Hustensäfte und Erkältungsmittel nutzlos.

Eltern und jugendliche Patienten sollten von Ärzten darauf hingewiesen werden, dass Hustensäfte und Erkältungsmittel nutzlos sind. Es gibt keine wissenschaftlichen Belege dafür, dass die frei verkäuflichen Mittel gegen Husten oder Schnupfen helfen und die Dauer des Leidens verkürzen. Sie gehen lediglich mit Nebenwirkungen einher, in seltenen Fällen sogar mit tödlichen. Trotzdem nehmen in den USA zehn Prozent der Kinder jede Woche derartige Präparate gegen Erkältungskrankheiten ein.
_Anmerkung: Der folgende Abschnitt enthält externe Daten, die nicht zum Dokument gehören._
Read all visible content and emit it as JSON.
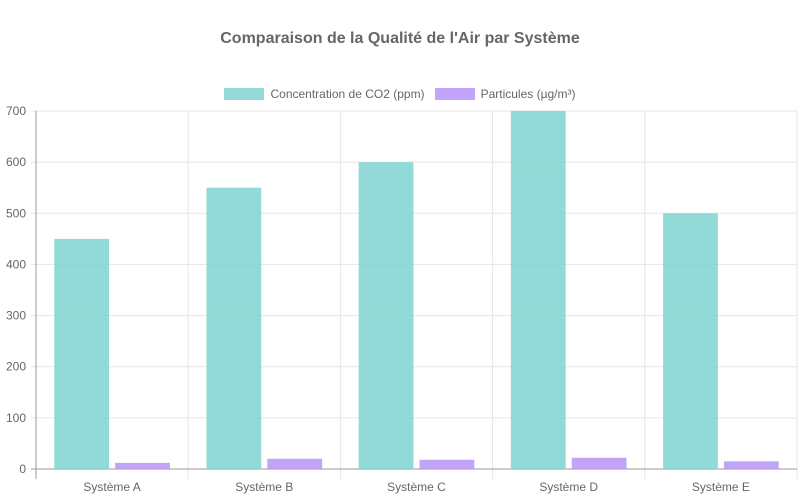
{
  "chart_data": {
    "type": "bar",
    "title": "Comparaison de la Qualité de l'Air par Système",
    "categories": [
      "Système A",
      "Système B",
      "Système C",
      "Système D",
      "Système E"
    ],
    "series": [
      {
        "name": "Concentration de CO2 (ppm)",
        "color": "#7fd3d0",
        "values": [
          450,
          550,
          600,
          700,
          500
        ]
      },
      {
        "name": "Particules (µg/m³)",
        "color": "#b794f6",
        "values": [
          12,
          20,
          18,
          22,
          15
        ]
      }
    ],
    "xlabel": "",
    "ylabel": "",
    "ylim": [
      0,
      700
    ],
    "yticks": [
      0,
      100,
      200,
      300,
      400,
      500,
      600,
      700
    ],
    "grid": true,
    "legend_position": "top"
  },
  "legend": {
    "items": [
      {
        "label": "Concentration de CO2 (ppm)",
        "color": "#94dad7"
      },
      {
        "label": "Particules (µg/m³)",
        "color": "#c3a4fb"
      }
    ]
  }
}
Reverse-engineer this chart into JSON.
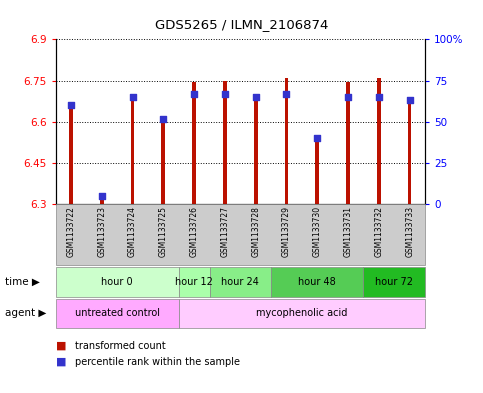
{
  "title": "GDS5265 / ILMN_2106874",
  "samples": [
    "GSM1133722",
    "GSM1133723",
    "GSM1133724",
    "GSM1133725",
    "GSM1133726",
    "GSM1133727",
    "GSM1133728",
    "GSM1133729",
    "GSM1133730",
    "GSM1133731",
    "GSM1133732",
    "GSM1133733"
  ],
  "transformed_count": [
    6.66,
    6.32,
    6.7,
    6.62,
    6.745,
    6.75,
    6.68,
    6.76,
    6.53,
    6.745,
    6.76,
    6.68
  ],
  "percentile_rank": [
    60,
    5,
    65,
    52,
    67,
    67,
    65,
    67,
    40,
    65,
    65,
    63
  ],
  "y_min": 6.3,
  "y_max": 6.9,
  "y_ticks": [
    6.3,
    6.45,
    6.6,
    6.75,
    6.9
  ],
  "right_y_ticks": [
    0,
    25,
    50,
    75,
    100
  ],
  "right_y_labels": [
    "0",
    "25",
    "50",
    "75",
    "100%"
  ],
  "bar_color": "#bb1100",
  "percentile_color": "#3333cc",
  "bar_width": 0.12,
  "time_groups": [
    {
      "label": "hour 0",
      "start": 0,
      "end": 3,
      "color": "#ccffcc"
    },
    {
      "label": "hour 12",
      "start": 4,
      "end": 4,
      "color": "#aaffaa"
    },
    {
      "label": "hour 24",
      "start": 5,
      "end": 6,
      "color": "#88ee88"
    },
    {
      "label": "hour 48",
      "start": 7,
      "end": 9,
      "color": "#55cc55"
    },
    {
      "label": "hour 72",
      "start": 10,
      "end": 11,
      "color": "#22bb22"
    }
  ],
  "agent_groups": [
    {
      "label": "untreated control",
      "start": 0,
      "end": 3,
      "color": "#ffaaff"
    },
    {
      "label": "mycophenolic acid",
      "start": 4,
      "end": 11,
      "color": "#ffccff"
    }
  ],
  "legend_bar_label": "transformed count",
  "legend_pct_label": "percentile rank within the sample",
  "sample_bg_color": "#cccccc",
  "background_color": "#ffffff"
}
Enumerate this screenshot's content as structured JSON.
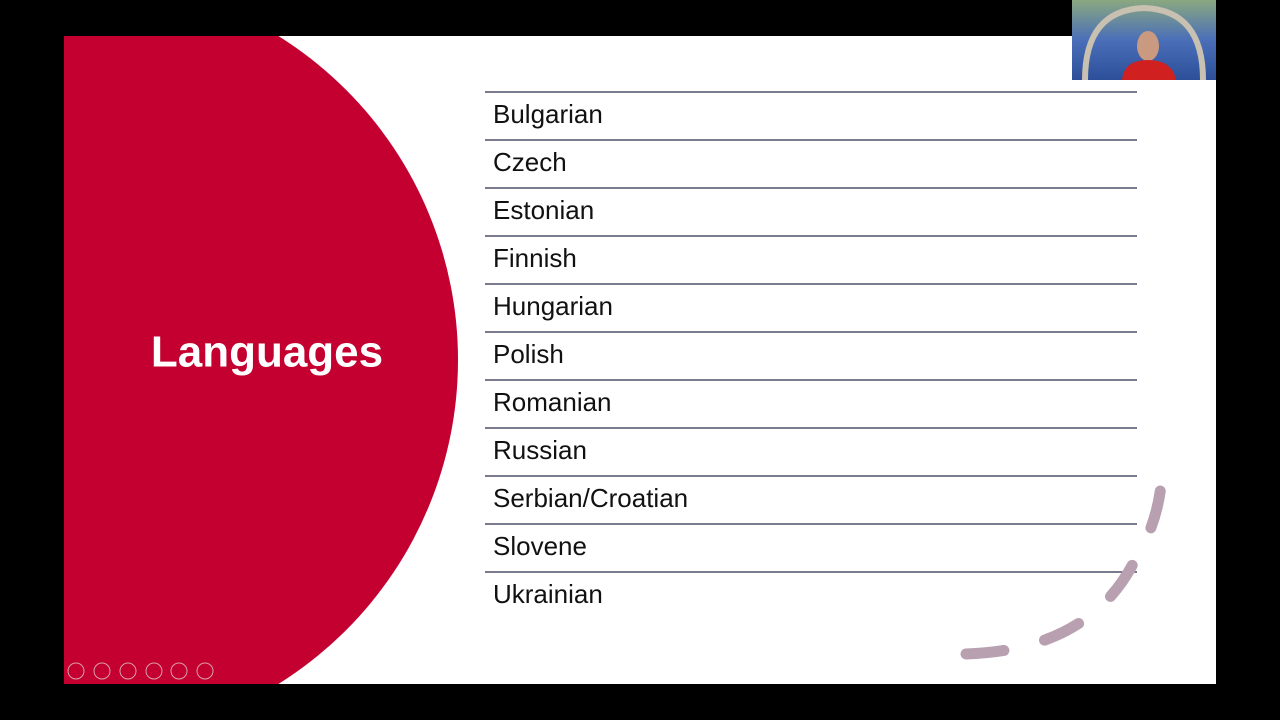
{
  "slide": {
    "title": "Languages",
    "items": [
      "Bulgarian",
      "Czech",
      "Estonian",
      "Finnish",
      "Hungarian",
      "Polish",
      "Romanian",
      "Russian",
      "Serbian/Croatian",
      "Slovene",
      "Ukrainian"
    ]
  }
}
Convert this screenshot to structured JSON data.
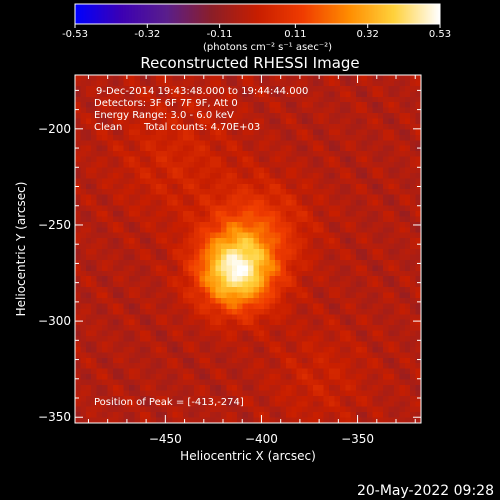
{
  "chart_data": {
    "type": "heatmap",
    "title": "Reconstructed RHESSI Image",
    "xlabel": "Heliocentric X (arcsec)",
    "ylabel": "Heliocentric Y (arcsec)",
    "xlim": [
      -497,
      -317
    ],
    "ylim": [
      -353,
      -172
    ],
    "x_ticks": [
      -450,
      -400,
      -350
    ],
    "y_ticks": [
      -200,
      -250,
      -300,
      -350
    ],
    "colorbar": {
      "range": [
        -0.53,
        0.53
      ],
      "tick_values": [
        -0.53,
        -0.32,
        -0.11,
        0.11,
        0.32,
        0.53
      ],
      "tick_labels": [
        "-0.53",
        "-0.32",
        "-0.11",
        "0.11",
        "0.32",
        "0.53"
      ],
      "unit_label": "(photons cm⁻² s⁻¹ asec⁻²)"
    },
    "colormap": [
      "#0000ff",
      "#3c00b4",
      "#5a1e8c",
      "#8c1e28",
      "#c81e00",
      "#f03c00",
      "#ff8c00",
      "#ffd23c",
      "#ffffff"
    ],
    "peak": {
      "x": -413,
      "y": -274,
      "value": 0.53
    },
    "annotations": {
      "time_range": "9-Dec-2014 19:43:48.000 to 19:44:44.000",
      "detectors": "Detectors: 3F 6F 7F 9F, Att 0",
      "energy_range": "Energy Range: 3.0 - 6.0 keV",
      "method": "Clean",
      "total_counts": "Total counts: 4.70E+03",
      "peak_label": "Position of Peak = [-413,-274]"
    }
  },
  "footer": {
    "timestamp": "20-May-2022 09:28"
  }
}
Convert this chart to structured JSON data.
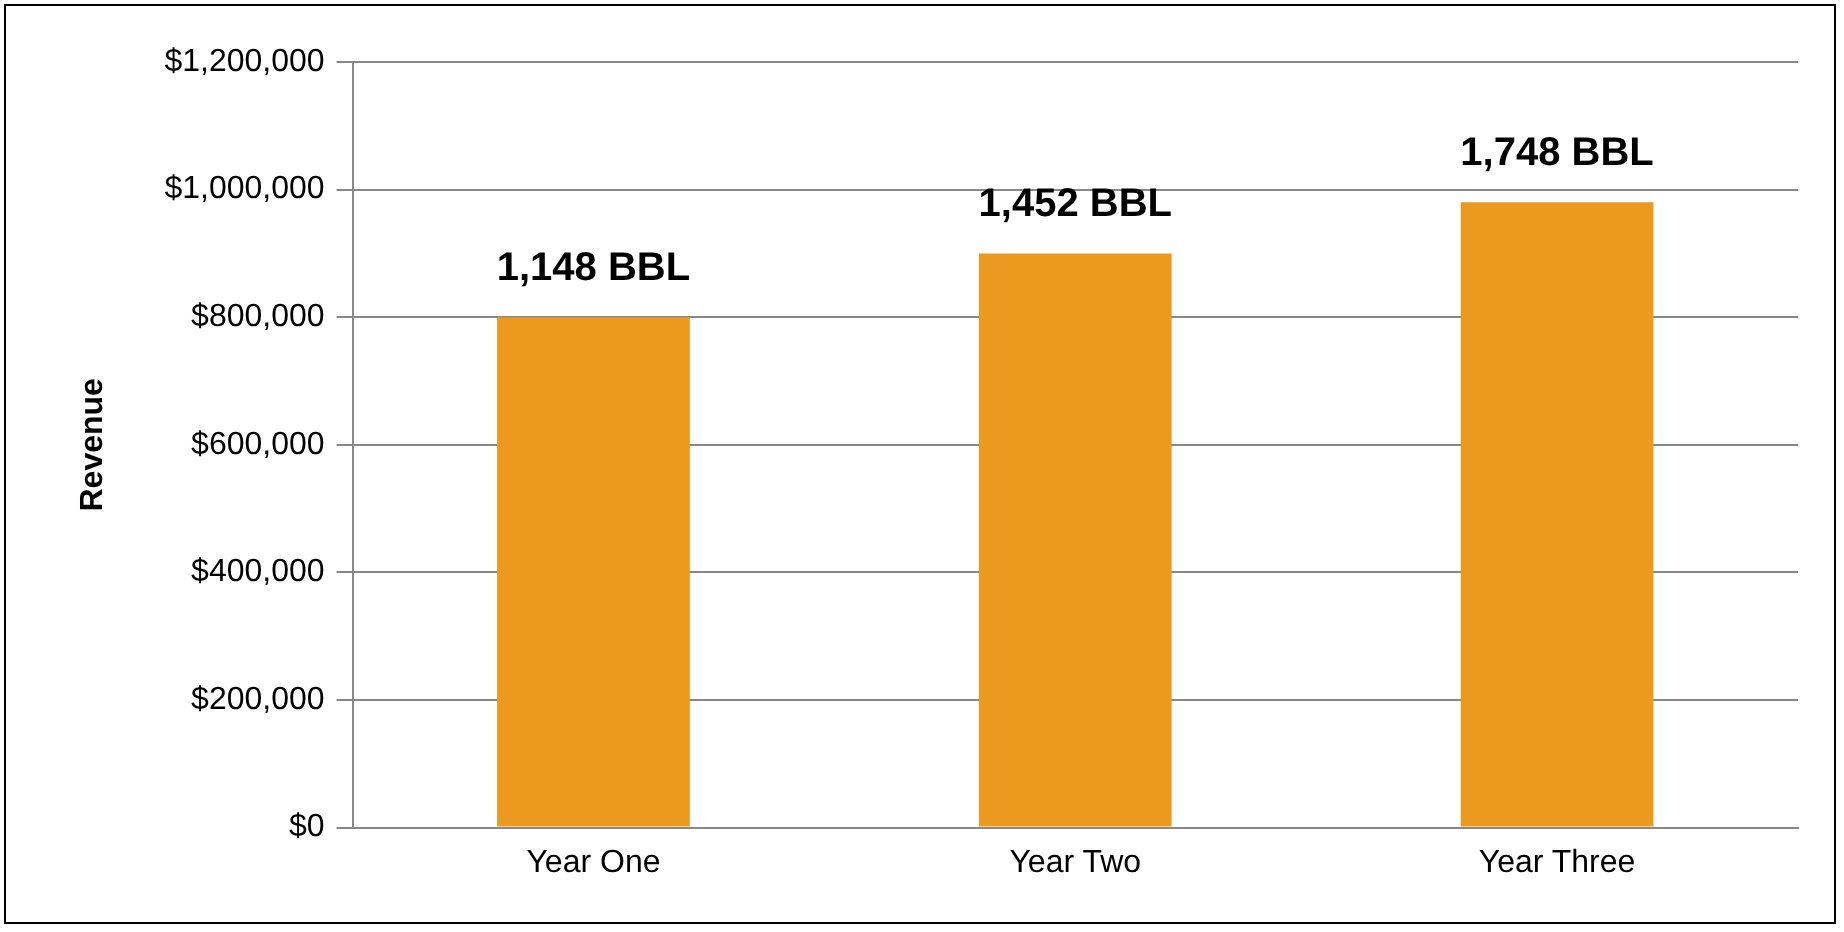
{
  "chart_data": {
    "type": "bar",
    "ylabel": "Revenue",
    "categories": [
      "Year One",
      "Year Two",
      "Year Three"
    ],
    "values": [
      800000,
      900000,
      980000
    ],
    "annotations": [
      {
        "text": "1,148 BBL",
        "x": "Year One",
        "y": 800000
      },
      {
        "text": "1,452 BBL",
        "x": "Year Two",
        "y": 900000
      },
      {
        "text": "1,748 BBL",
        "x": "Year Three",
        "y": 980000
      }
    ],
    "color": "#eb9a1f",
    "ylim": [
      0,
      1200000
    ],
    "yticks": [
      {
        "value": 0,
        "label": "$0"
      },
      {
        "value": 200000,
        "label": "$200,000"
      },
      {
        "value": 400000,
        "label": "$400,000"
      },
      {
        "value": 600000,
        "label": "$600,000"
      },
      {
        "value": 800000,
        "label": "$800,000"
      },
      {
        "value": 1000000,
        "label": "$1,000,000"
      },
      {
        "value": 1200000,
        "label": "$1,200,000"
      }
    ],
    "grid": "y",
    "legend": false
  }
}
Bei chronischer Mittelohrentzündung sollten Kinder nicht gleich ins Krankenhaus eingewiesen werden.

In den meisten Fällen heilt die Erkrankung innerhalb der ersten drei Monate von allein - ohne Nebenwirkungen und Komplikationen. Nur wenn die Kinder neurologische Auffälligkeiten zeigen, zusätzlich Sprach- oder Lernprobleme auftreten oder Verformungen des Trommelfells befürchtet werden, sollten klinische Experten hinzugezogen werden.